GM shares were little changed in extended market trading after the results were announced. The stock is down 35 per cent so far this year. 


EV PIVOT

The results come as GM begins to rapidly pivot toward a future dominated by battery-powered vehicles. The company expects to have six new EVs off its Ultium battery platform for sale by the end of next year. Crucial to that are what Barra called “affordable EVs” such as the upcoming all-electric small Chevy Blazer SS SUV and US$30,000 Chevy Equinox crossover EV, both of which are due around mid-2023. Another part of that plan: Rebooting sales of the Chevy Bolt EV after a production halt last year stemming from a battery-fire risk recall.

GM plans to plan to crank out more than 50,000 Bolts this year for global markets, including a record 40,000 deliveries in the U.S. By 2025, it projects making 2 million electric vehicles a year, hitting the milestone a year ahead of rival Ford Motor Co. In her letter to shareholders, Barra said GM will produce 400,000 EVs over the course of 2022 and 2023 alone.

The Detroit-based carmaker, which lost its crown as the top-seller in its home market in late 2021, saw its global market share contract to 9.1 per cent in the most recent quarter, down by almost a full percentage point from a year ago. That reflects difficulty meeting demand as production was crimped by short supplies of semiconductors and other critical parts.

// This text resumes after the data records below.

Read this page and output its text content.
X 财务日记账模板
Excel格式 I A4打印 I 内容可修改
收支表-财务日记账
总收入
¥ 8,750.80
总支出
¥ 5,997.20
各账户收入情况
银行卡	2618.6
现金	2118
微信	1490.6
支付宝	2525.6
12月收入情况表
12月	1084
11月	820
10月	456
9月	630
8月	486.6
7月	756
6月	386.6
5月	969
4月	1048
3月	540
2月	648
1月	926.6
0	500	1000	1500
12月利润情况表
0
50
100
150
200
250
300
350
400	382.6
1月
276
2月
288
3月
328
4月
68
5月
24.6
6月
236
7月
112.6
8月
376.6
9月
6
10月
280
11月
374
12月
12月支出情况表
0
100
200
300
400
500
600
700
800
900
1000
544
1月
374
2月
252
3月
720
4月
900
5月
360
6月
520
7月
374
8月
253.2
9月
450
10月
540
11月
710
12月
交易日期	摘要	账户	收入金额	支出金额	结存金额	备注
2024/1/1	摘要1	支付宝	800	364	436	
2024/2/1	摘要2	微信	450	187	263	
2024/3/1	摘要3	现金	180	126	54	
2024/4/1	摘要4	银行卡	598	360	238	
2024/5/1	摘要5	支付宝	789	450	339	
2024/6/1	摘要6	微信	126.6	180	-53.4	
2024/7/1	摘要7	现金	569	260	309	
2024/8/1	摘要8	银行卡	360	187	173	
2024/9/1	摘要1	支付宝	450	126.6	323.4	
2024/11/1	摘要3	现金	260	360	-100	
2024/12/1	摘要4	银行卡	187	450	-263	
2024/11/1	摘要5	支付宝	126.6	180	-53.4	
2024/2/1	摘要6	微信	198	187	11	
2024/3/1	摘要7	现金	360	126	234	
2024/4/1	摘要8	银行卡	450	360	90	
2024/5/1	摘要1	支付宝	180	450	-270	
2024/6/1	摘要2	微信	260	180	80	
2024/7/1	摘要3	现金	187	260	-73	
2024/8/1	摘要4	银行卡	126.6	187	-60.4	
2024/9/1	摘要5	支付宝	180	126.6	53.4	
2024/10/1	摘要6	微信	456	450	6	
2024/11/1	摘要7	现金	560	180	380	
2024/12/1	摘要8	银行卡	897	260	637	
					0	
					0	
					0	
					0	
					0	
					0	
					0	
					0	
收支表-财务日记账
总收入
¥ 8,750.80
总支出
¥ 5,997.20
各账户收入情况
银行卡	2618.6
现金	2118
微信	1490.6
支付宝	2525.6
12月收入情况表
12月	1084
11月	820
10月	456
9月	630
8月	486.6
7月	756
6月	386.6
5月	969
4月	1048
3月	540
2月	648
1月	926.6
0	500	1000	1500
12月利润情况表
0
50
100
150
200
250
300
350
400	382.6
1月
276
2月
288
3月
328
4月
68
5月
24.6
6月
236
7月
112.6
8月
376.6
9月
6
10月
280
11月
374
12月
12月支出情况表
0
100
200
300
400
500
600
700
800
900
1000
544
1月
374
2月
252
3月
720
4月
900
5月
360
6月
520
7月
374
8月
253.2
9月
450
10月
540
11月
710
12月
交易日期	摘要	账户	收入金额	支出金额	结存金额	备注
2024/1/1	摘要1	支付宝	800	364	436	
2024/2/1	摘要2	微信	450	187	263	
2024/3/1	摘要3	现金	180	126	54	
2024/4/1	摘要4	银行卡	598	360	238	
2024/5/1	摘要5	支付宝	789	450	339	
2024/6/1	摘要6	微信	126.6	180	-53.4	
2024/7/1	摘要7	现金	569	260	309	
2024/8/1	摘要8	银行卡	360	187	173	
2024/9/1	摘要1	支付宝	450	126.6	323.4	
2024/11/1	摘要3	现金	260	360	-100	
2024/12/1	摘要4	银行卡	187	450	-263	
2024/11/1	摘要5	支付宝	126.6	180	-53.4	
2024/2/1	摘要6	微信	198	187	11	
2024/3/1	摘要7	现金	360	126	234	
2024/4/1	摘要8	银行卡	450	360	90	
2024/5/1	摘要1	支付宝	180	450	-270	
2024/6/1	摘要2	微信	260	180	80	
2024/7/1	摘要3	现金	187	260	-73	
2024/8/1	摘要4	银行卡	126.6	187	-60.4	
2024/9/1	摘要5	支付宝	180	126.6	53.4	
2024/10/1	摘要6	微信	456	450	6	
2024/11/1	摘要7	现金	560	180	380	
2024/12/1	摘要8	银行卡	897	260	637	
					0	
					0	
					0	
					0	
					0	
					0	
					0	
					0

GM reported US$2.94 billion in net income for the quarter, down 2.7 per cent from a year ago. Earnings before interest and taxes fell 8.5 per cent to US$4.04 billion due to mark-to-market accounting of the value of equity stakes in rival Stellantis NV and other corporate items. Without that accounting loss, GM would have kept profit stable despite a US$2.5 billion increase in commodities costs -- a sign of significant expense cuts that Barra highlighted in her shareholder letter. 


HIGHER INVENTORIES

Operating profit in GM’s biggest region, North America, was flat at US$3.14 billion, while revenue rose 13 per cent to US$29.5 billion. GM said dealer inventories increased to 274,000 vehicles, the highest levels in a year.

Profit in China, the world’s largest auto market, totaled US$234 million in the quarter, down from US$308 million a year ago and well off pre-pandemic levels for the business, when the automaker made as much as US$500 million a quarter. Barra said coronavirus-related lockdowns have kept Chinese consumers from buying cars, but expressed optimism in a rebound.

“Once we get past the lockdowns we have a very good plan to execute in China,” she told reporters. “I definitely think we have opportunity to rebuild to pre-pandemic targets.